FICTION

GET DOWN THERE AND DIE
by Jennifer Lash/Harvester Press 4.50 pounds
pp 189

A Review by Jill Neville
The Sunday Times
1977
 


 
 

                       JENNIFER LASH attacks the mystery of suffering with a cool precision.  There is no wallowing here; just one moment of sympathetic concern is following through to its logical conclusion.  A boy waiting for a Tube train, as yet unhardened by habit and self-concern is chilled by a face he sees further down the platform.  It is full of indescribable fear and anguish.  David Carlisle follows this face to see if he can help. . .or something.  He is led to a seedy cafe, an even seedier back-street slum and eventually to the West of Ireland and catharsis.

            Driven by a need to understand fear, not to avoid it, he is dismissed as "mad" by young acquaintances in London.  He tells on enigmatic girl who makes a style out of listlessness "You're afraid of yourself, Camilla, because you are nothing very much to anyone, you are very soon nothing to yourself.  What do you really care about?  Do you really care about anything?"

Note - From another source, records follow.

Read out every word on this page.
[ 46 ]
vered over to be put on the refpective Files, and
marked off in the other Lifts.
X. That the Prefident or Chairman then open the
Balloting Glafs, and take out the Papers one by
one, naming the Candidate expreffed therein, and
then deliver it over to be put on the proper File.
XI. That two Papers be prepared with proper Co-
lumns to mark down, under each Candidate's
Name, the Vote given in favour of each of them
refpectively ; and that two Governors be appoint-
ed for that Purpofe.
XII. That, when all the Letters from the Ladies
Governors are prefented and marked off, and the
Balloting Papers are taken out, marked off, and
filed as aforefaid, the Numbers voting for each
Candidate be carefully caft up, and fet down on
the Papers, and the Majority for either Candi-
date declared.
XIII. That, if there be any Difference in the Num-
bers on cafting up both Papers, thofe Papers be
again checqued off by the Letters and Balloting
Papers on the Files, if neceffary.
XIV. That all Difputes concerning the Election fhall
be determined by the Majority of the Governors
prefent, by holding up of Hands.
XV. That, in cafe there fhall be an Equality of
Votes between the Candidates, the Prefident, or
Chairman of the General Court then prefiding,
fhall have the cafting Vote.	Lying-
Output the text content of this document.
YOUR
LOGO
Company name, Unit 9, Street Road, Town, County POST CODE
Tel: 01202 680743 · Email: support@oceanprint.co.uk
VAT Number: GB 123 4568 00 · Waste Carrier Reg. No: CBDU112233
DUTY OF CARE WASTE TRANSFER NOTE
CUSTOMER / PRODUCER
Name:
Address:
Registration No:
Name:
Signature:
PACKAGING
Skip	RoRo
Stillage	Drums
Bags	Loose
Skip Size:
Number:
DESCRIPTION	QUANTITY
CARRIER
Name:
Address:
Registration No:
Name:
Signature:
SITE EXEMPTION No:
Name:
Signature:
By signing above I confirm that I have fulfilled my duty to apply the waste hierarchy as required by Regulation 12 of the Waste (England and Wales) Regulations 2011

            Somewhat too pared down, humourless and very unauthentically sexless -- David is a healthy 19 year-old boy -- the book nevertheless conveys mental courage perfectly and the writing is distinguished.  "Florence Regan is staring out through her fine, clean curtains, thinking that it's all a lovely evening and it isn't.  It isn't anything but a coded plague, run through a cassette."